In light of the April 8 grand reopening of the reimagined Racquet Club, Head Racquets Professional Geoff Hedges can’t help but get reflective.
Geoff’s career has been marked by various shifts and turns, from being a tennis coach at age 15; to joining the team that trained a U.S. Open girls singles champ; to working at various clubs as the director of tennis or the head professional; to moving from his native Georgia to Texas and back again. Change has been a constant.
The seasoned coach-turned-tennis pro is facing another shift of sorts with the reopening of the Racquet Club, which will introduce a reimagined facility not limited to pickleball, tennis and bocce. While those amenities will remain a priority, the 107-year-old building in the geographic center of Big Canoe will serve as a diversified retail space offering athleisure wear, hiking gear and pet provisions – along with all things tennis, bocce and pickleball. The Racquet Club’s patio will become a designated gathering place where anyone can enjoy a beverage available for purchase in the Racquet Club.

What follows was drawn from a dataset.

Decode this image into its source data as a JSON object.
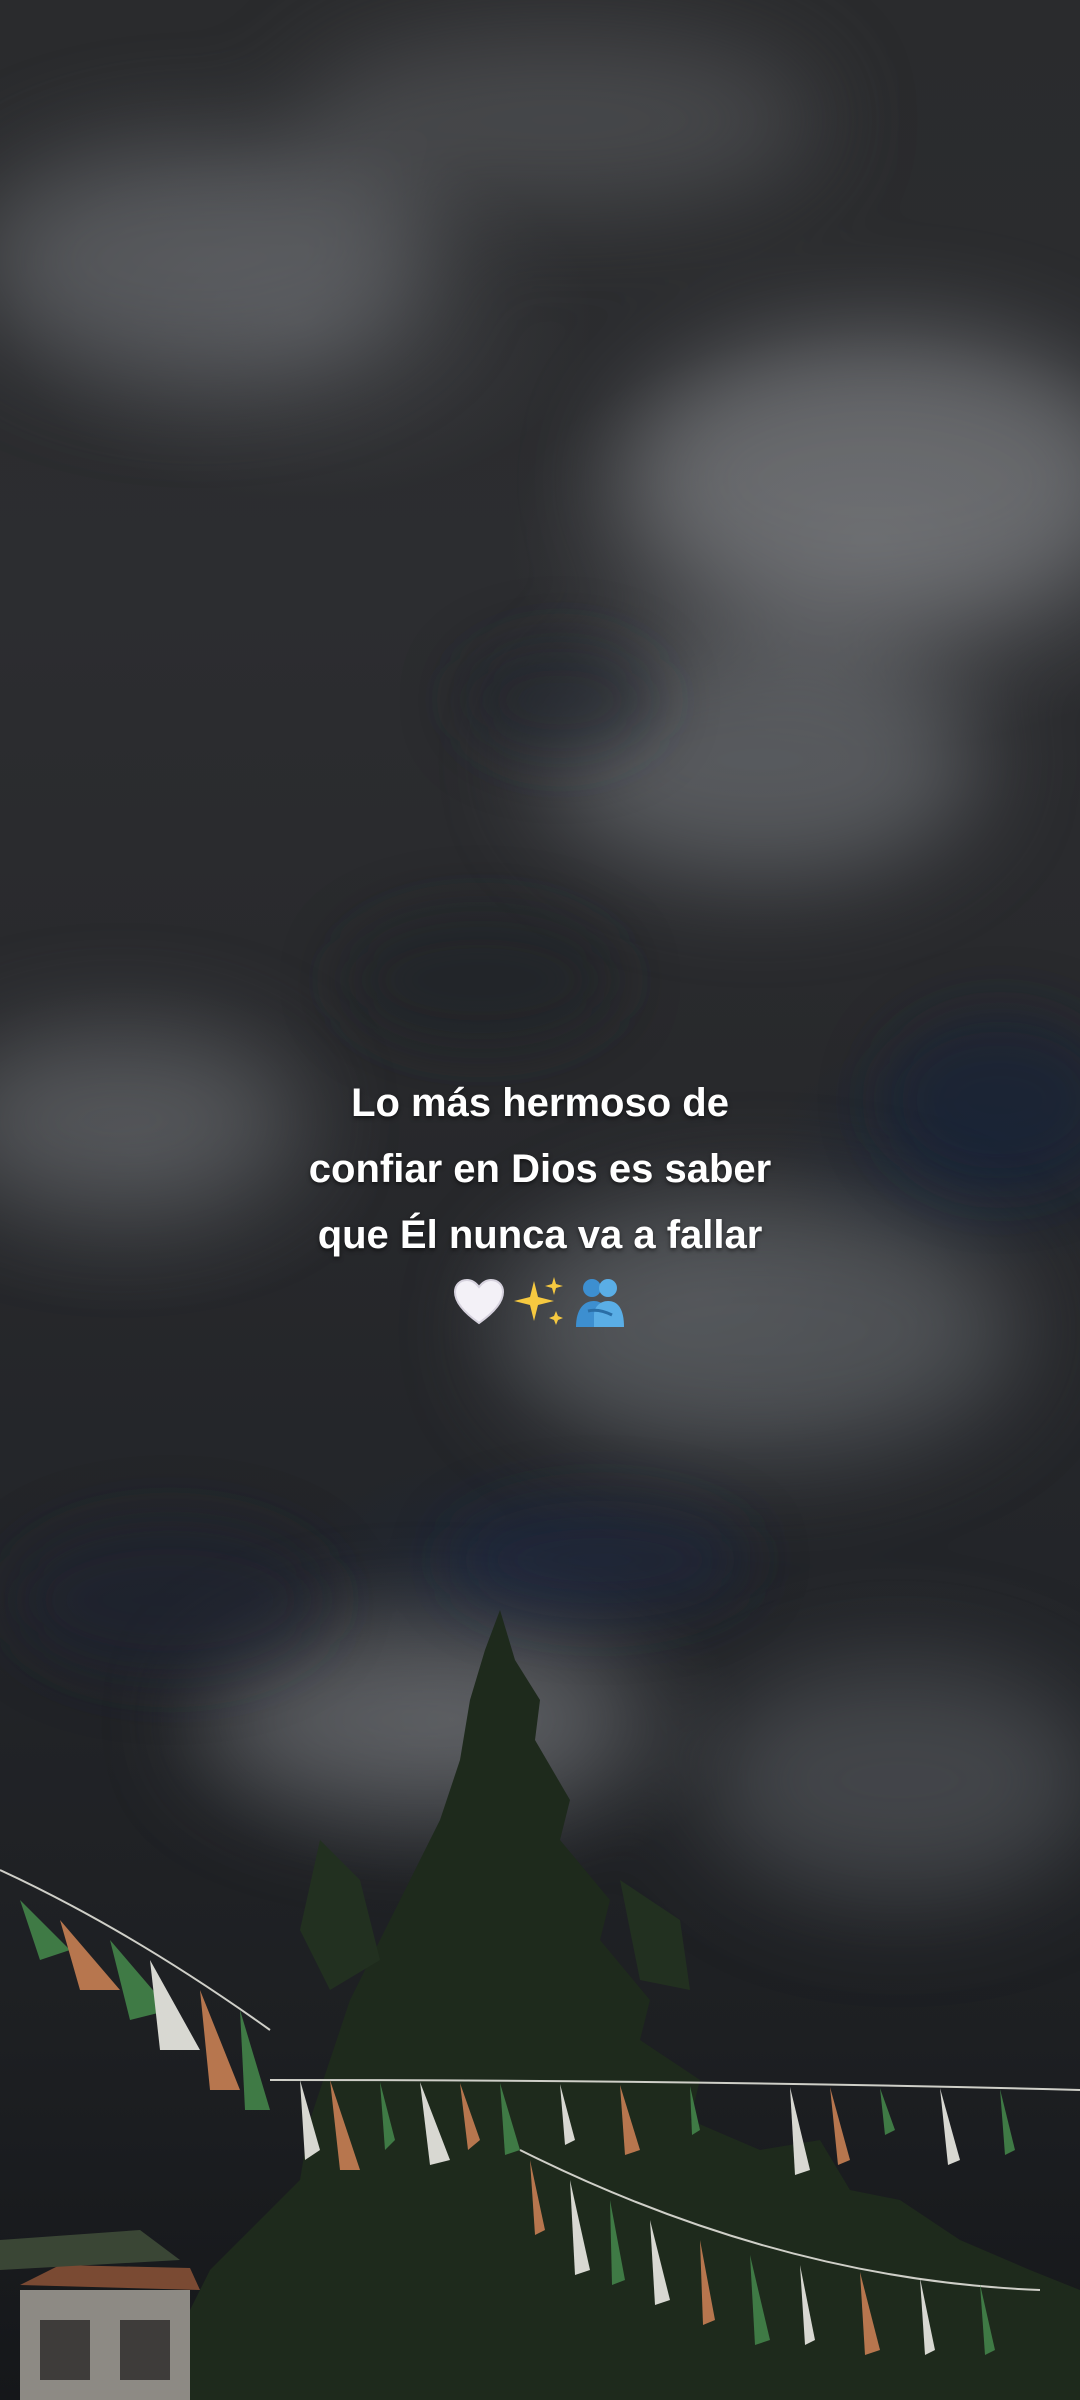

In parallel to that, the Big Canoe racquet amenity, like everywhere else in the country, is seeing an ever-increasing interest in pickleball. Since his arrival to Big Canoe in 2021, Geoff has witnessed a higher percentage of members opting for pickleball over tennis. In response to the ongoing interest, the Racquet Club is launching pickleball clinics – for beginners, intermediate and advanced – that start on Tuesday, April 11.
“All clubs today are about more than just tennis,” Geoff says, “and we are no different. Tennis is my passion. It’s what got me here. However, we can’t deny the popularity of pickleball.”
Geoff was on the ground floor in helping to start one of the first individual pickleball leagues in the country with Tennis Competitors of Dallas, which was established by founding members of the Atlanta Lawn Tennis Association. By the time league launched its inaugural season in Texas in the fall of 2020, it boasted about 1,500 players.
In addition to more pickleball clinics at the Racquet Club, Geoff aims to add both sanctioned and unsanctioned tournaments.
While Geoff continues to respond to the ever-changing interests of its membership, he can’t hide his undying love of tennis, especially for playing on one of the club’s six clay courts, which give players a different sort of challenge than a hard court. Clay courts are more forgiving on the body – something Geoff, who had back surgery 12 years ago, says he appreciates.
Like pickleball, tennis is key to the Racquet Club amenity and round robins and clinics remain integral. “We are looking into resurrecting our Member-Guest Tennis Tournament, which I understand we haven’t had in quite some time,” Geoff says. “What better way for our members to show off our club and showcase themselves to their friends?”